Von der Blutwurst bis zur Weißwurst, von den Frankfurtern bis zur Salami – es gibt mehr als 1500 Wurstsorten. Aber wer kennt eigentlich die Geschichte der Wurst? Wie alt ist sie überhaupt? Und wer kam zuerst auf die Idee, einen Schweinedarm mit Fleisch zu befüllen?

Von Kathrin Schamoni und Wiebke Ziegler

Von Wurstkämpfen und kuriosen Delikatessen

Man vermische zerkleinertes Fleisch, Speck, Salz und verschiedene Gewürze, manchmal auch Innereien, Blut und Schwarten, und fülle die Masse in natürliche Därme oder künstliche Hüllen. Nun muss das Ganze räuchern, erhitzen, trocknen oder reifen und fertig ist die Wurst.

Wer sie erfunden hat, bleibt im Dunkeln. Aber Überlieferungen machen deutlich, dass die Wurst schon im 8. Jahrhundert vor Christus erwähnt wurde: bei Homer. In seiner "Odyssee" berichtet der Dichter von "Wurstkämpfen", die die Griechen ausgetragen haben. Der Tapferste bekam die besten Würste als Belohnung.

Die Römer hatten den Ruf, wahre Wurstliebhaber zu sein. Sie aßen nicht nur kleine Würste als Vorspeise, sondern auch ganze gebratene Schweine, die mit Würsten gefüllt waren. Hirnwurst mochten sie besonders gerne. Die Zutaten hierfür: Hirn, Ei, Wolfsmilch und spezielle Gewürze. Für die Römer eine Delikatesse, uns dreht sich heute der Magen um.

Fest steht: Die Wurst ist eines der ältesten Nahrungsmittel. Bereits 5000 vor Christus war sie auf Zeichnungen und Malereien abgebildet, die aus Ägypten, Syrien und China stammten. Im Wortursprung bedeutet Wurst so viel wie "etwas drehen, vermengen, rollen und wenden".

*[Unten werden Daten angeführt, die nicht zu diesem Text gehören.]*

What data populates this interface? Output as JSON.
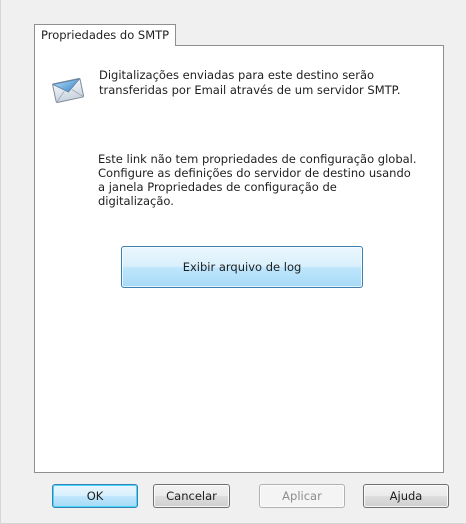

Verfeinerte Herstellung und berühmte Feinschmecker

In Deutschland war und ist die Wurst besonders populär. Erwähnt wird sie erstmals im 11. oder 12. Jahrhundert, da kannte man schon die "lebarwurst" und "pratwurst". Im Mittelalter tauchten die ersten Metzger auf, die für Gastwirte arbeiteten. Damit wurden auch die Herstellungsverfahren immer mehr verfeinert.

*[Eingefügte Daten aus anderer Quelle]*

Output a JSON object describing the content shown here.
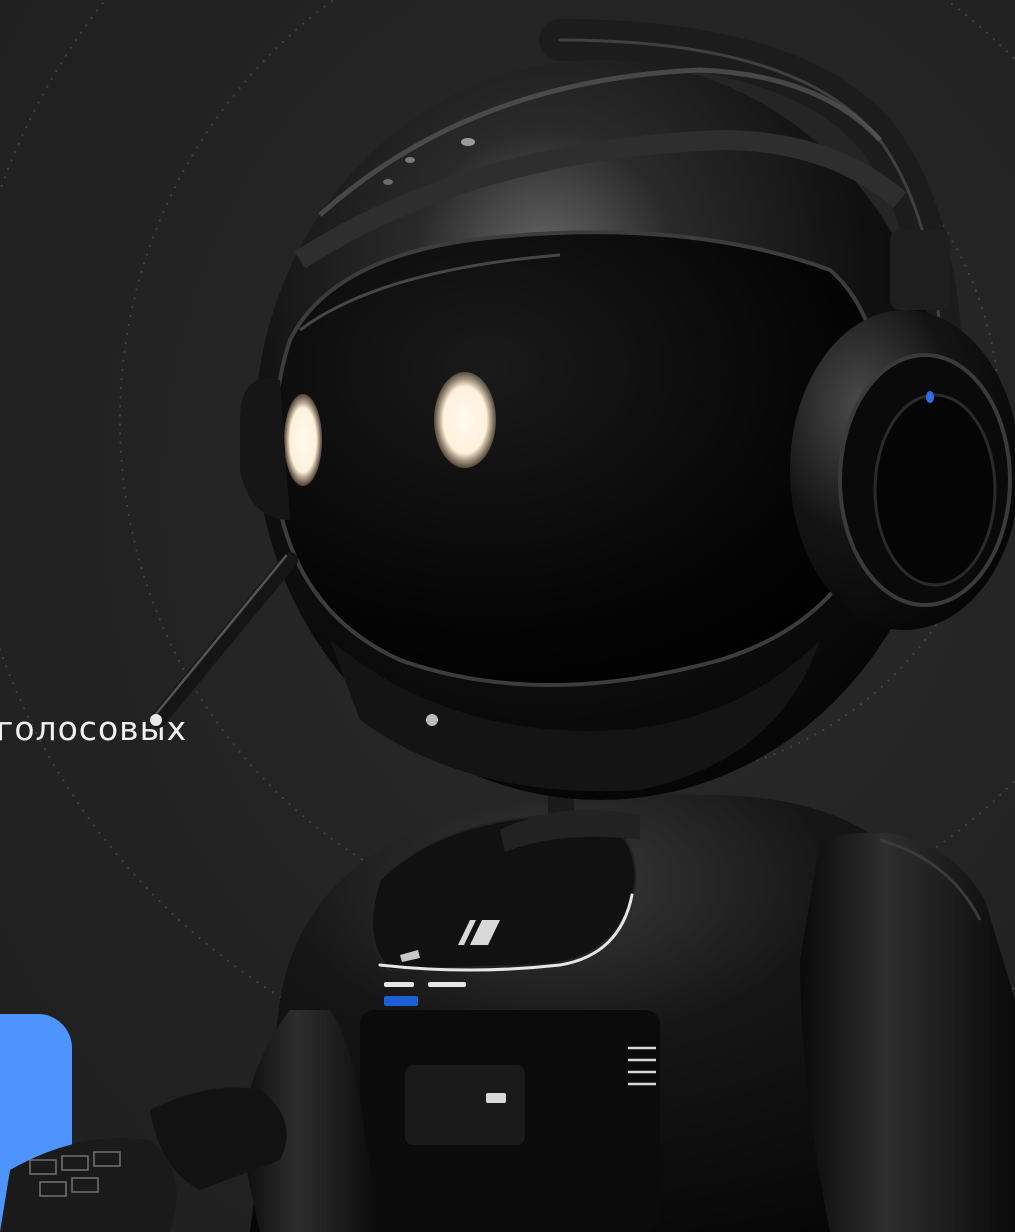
{
  "hero": {
    "text": "голосовых"
  },
  "colors": {
    "background": "#232323",
    "accent": "#4d94ff",
    "eye": "#fff6e8",
    "robot_body": "#0d0d0d"
  },
  "decor": {
    "illustration": "robot-with-headset",
    "rings": "dotted-concentric-circles"
  }
}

Wie schon in der Antike die Griechen um die Wurst kämpften, so richteten auch die Metzger im Mittelalter Wurstkämpfe aus: Sie wetteiferten darum, wer die schwerste oder längste Bratwurst herstellen konnte, und führten diese bei Festen den Menschen vor.

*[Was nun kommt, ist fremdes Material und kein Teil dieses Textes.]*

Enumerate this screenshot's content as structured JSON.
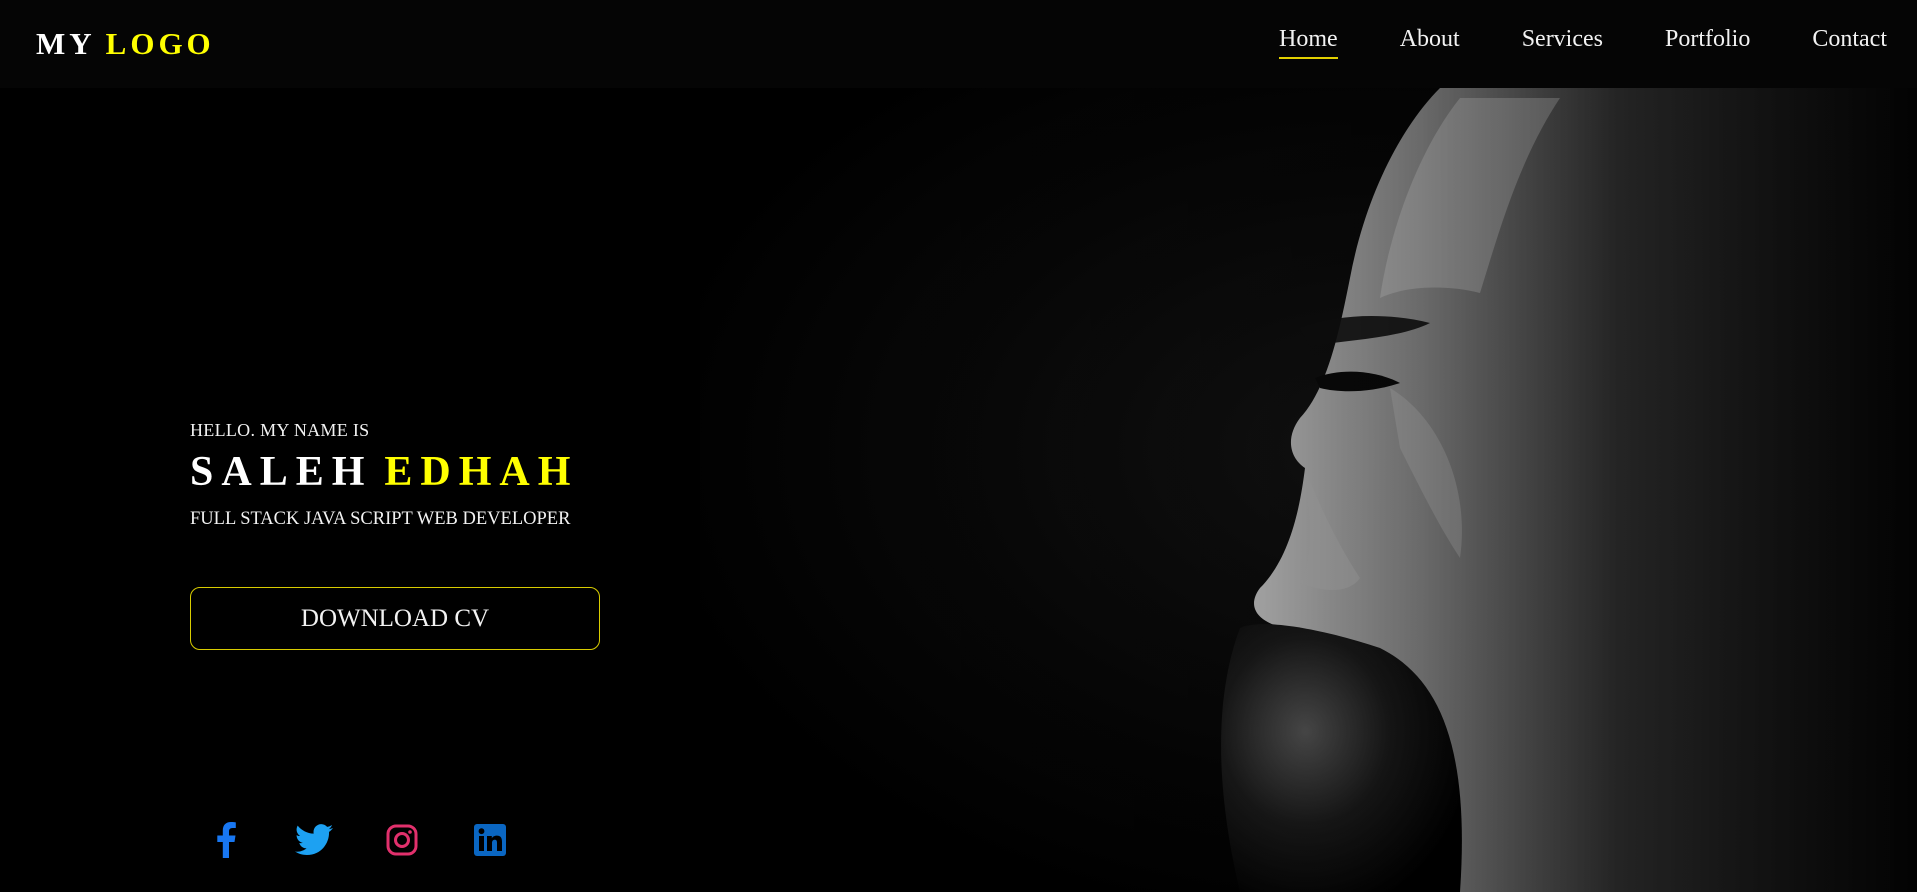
{
  "nav": {
    "logo_first": "MY",
    "logo_second": "LOGO",
    "items": [
      {
        "label": "Home",
        "active": true
      },
      {
        "label": "About",
        "active": false
      },
      {
        "label": "Services",
        "active": false
      },
      {
        "label": "Portfolio",
        "active": false
      },
      {
        "label": "Contact",
        "active": false
      }
    ]
  },
  "hero": {
    "greeting": "HELLO. MY NAME IS",
    "first_name": "SALEH",
    "last_name": "EDHAH",
    "role": "FULL STACK JAVA SCRIPT WEB DEVELOPER",
    "cta_label": "DOWNLOAD CV"
  },
  "socials": [
    {
      "icon": "facebook-icon",
      "color": "#1877f2"
    },
    {
      "icon": "twitter-icon",
      "color": "#1da1f2"
    },
    {
      "icon": "instagram-icon",
      "color": "#e1306c"
    },
    {
      "icon": "linkedin-icon",
      "color": "#0a66c2"
    }
  ],
  "colors": {
    "background": "#000000",
    "accent": "#ffff00",
    "text": "#f2f2f2"
  }
}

Würste waren damals für die Menschen viel wert: In Wurstkammern lagerten die Schätze, die vor Langfingern besonders geschützt werden mussten. Die Beliebtheit der Würste brachte auch Verordnungen mit sich. Ratsherren legten fest, wie die Würste herzustellen seien und bestimmten, welches Fleisch in den Darm durfte.

Die Wurst war aber nicht nur eine Gaumenfreude für den "kleinen Mann". Es gab berühmte Wurstliebhaber wie Friedrich der Große, Johann Wolfgang von Goethe oder Martin Luther. Über letzteren kursiert eine unrühmliche Legende: Luther ließ sich in einer Gaststätte bei Erfurt seine Bratwurst schmecken. Dann verließ er die Schenke, jedoch ohne zu bezahlen.

Ob es aus Eile oder Versehen geschah, lässt die Geschichte offen. An der Tür des Wirtshauses wurde daraufhin mit Kreide vermerkt, dass Luther seine Bratwurst schuldig geblieben sei. Daher kommt, so sagt die Legende, unsere heutige Redensart "jemandem etwas ankreiden".

Brühwürste, Kochwürste, Rohwürste

Schon Luther war ein Bratwurstfreund und auch heute noch gilt sie als berühmteste unter den Wurstsorten. Generell werden Würste nach ihrem Herstellungsverfahren eingeteilt: Es gibt Brühwürste, Kochwürste und Rohwürste.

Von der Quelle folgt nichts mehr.